Except that AI will not lead to "golden ages of art production" because nobody gives a sh*t about art created by AIs. And nobody will.


>because nobody gives a sht about art created by AIs. And nobody will.*

You'd be surprised. Especially if people don't care/are told/whether it's "created by AI or not".

Whether in "high art" or lowly pop, "generative music" (and fine art) has long been a thing. And people do attach to it (e.g. to Brian Eno's generative works made by rule based systems he programs).


No, I will not be surprised. Outliers are outliers. "Art" created by AIs will just have price (and cost) of ~0 and, like everything that has a price/cost of 0, nobody will give a sh*t about it. The only real question is how will human artists (provided they exist in your preferred dystopia) will prove that they have created something themselves.


>No, I will not be surprised. Outliers are outliers. "Art" created by AIs will just have price (and cost) of ~0 and, like everything that has a price/cost of 0, nobody will give a sht about it.*

Art doesn't touch people because it has cost.

In fact, for ages certain types of art had no cost - poetry, public festivals, and so on. And many still don't (e.g. free punk/underground/indie/etc public performances), Soundcloud music, and so on.

Most movies and series seen on TV are also ~0 (and for kids, everything is ~0, as their parents foot the bill), but they're still touched by them.

>The only real question is how will human artists (provided they exist in your preferred dystopia) will prove that they have created something themselves.

Note the loaded words "your preffered dystopia" (who says whether I prefer it or not?

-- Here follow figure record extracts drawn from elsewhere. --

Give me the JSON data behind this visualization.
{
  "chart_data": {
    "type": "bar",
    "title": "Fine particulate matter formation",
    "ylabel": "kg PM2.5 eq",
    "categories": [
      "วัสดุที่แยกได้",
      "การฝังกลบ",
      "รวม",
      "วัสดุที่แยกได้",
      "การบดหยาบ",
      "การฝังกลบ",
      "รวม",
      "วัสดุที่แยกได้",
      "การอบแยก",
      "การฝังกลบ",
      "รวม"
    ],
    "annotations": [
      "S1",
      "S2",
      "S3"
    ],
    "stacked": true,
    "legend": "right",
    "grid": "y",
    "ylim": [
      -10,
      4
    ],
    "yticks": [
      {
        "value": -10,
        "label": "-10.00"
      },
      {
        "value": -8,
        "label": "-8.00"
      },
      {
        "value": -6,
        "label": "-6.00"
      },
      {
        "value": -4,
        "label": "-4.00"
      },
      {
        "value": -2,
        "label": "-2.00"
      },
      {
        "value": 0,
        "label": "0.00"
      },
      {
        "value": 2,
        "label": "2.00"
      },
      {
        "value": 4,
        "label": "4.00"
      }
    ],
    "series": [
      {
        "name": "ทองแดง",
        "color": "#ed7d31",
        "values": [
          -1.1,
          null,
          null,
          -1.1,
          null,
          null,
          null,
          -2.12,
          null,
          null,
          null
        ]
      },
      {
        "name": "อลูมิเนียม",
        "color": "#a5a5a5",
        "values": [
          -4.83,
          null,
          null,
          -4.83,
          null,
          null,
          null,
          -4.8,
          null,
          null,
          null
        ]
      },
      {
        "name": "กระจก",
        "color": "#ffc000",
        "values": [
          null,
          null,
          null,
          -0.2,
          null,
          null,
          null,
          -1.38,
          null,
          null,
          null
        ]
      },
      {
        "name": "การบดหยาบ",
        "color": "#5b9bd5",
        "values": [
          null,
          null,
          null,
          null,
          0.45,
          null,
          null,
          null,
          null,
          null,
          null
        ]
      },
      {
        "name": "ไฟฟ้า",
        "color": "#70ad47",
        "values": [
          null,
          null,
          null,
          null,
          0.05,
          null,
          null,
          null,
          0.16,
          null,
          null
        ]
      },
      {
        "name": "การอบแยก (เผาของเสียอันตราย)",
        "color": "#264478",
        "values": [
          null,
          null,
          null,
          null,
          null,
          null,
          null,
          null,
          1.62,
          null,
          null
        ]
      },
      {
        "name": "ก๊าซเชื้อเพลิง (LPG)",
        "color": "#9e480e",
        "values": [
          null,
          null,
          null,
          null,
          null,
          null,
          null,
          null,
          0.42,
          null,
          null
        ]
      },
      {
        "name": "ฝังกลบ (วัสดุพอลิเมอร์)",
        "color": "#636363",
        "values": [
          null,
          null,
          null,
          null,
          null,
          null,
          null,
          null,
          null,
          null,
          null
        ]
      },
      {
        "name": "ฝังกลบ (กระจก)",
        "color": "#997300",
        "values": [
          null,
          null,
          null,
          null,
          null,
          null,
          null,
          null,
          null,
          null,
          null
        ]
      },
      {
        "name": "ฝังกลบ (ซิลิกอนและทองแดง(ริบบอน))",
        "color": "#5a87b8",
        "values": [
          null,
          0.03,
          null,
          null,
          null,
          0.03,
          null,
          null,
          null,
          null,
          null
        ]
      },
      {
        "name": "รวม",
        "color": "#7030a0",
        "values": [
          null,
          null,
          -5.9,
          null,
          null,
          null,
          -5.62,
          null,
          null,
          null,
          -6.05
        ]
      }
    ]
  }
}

I merely describe what's the case. You have some ethical/political point to make).

As for the answer to the question, they wont have to. People respond to the quality of the work, not who made it (and whether they used AI or chance - another popular method - or not).

In fact tons of genius artists have described themselves not as the creators but as "mere conduits", and say the music/words/etc come from "elsewhere" (implying god, some muse, some spirit, etc). Especially when they fell the most "inspired" (the word itself means "visited by the spirit").


None of those things had zero price and zero cost. The fact that the consumer didn't pay directly for them is irrelevant. You can try testing your theory by trying to sell a "painting" created by DALLE/whatever for more than a third-rate amateur painter can sell one of his. Good luck with that, especially when access to the model becomes easy.

>People respond to the quality of the work, not who made it

This is so painfully incorrect and naive (and contra anything we know about the value of everything which creation has been automated before) that I think it's meaningless to continue this conversation.


>You can try testing your theory by trying to sell a "painting" created by DALLE/whatever for more than a third-rate amateur painter can sell one of his. Good luck with that, especially when access to the model becomes easy.

As if that proves anything? Sale price is irrelevant. There are paintings sold for millions that 99.9% of the people could not give less fucks for, and "amateur painter" stuff that touch most people who see them.

It's also not like a $2 million in production costs Michael Jackson song with $50M sales is "better" artistically (as opposed to commercially) than a song composed and played by some random guy on an acoustic for ~0.

>This is so painfully incorrect and naive (and contra anything we know about the value of everything which creation has been automated before) that I think it's meaningless to continue this conversation.

It was meaningless to begin with, as you don't discuss, you present your "ultimate truth" ("contra anything we know", lol).

In fact there are tons of works where the creator is anonymous (from folk music and art to early house, techno and rave music, a scene with cherished anonymity), and people respond to it just fine...


That's a lot of people to dehumanize with a single swift no true Scotsman.


> The idea of "theft" in that regard came in the last 2 or so centuries, and was enforced with artificial legal barriers and new "ethical" concepts that are neither "natural", not present for the vast majority of history

This is true for other forms of property as well, like land ownership.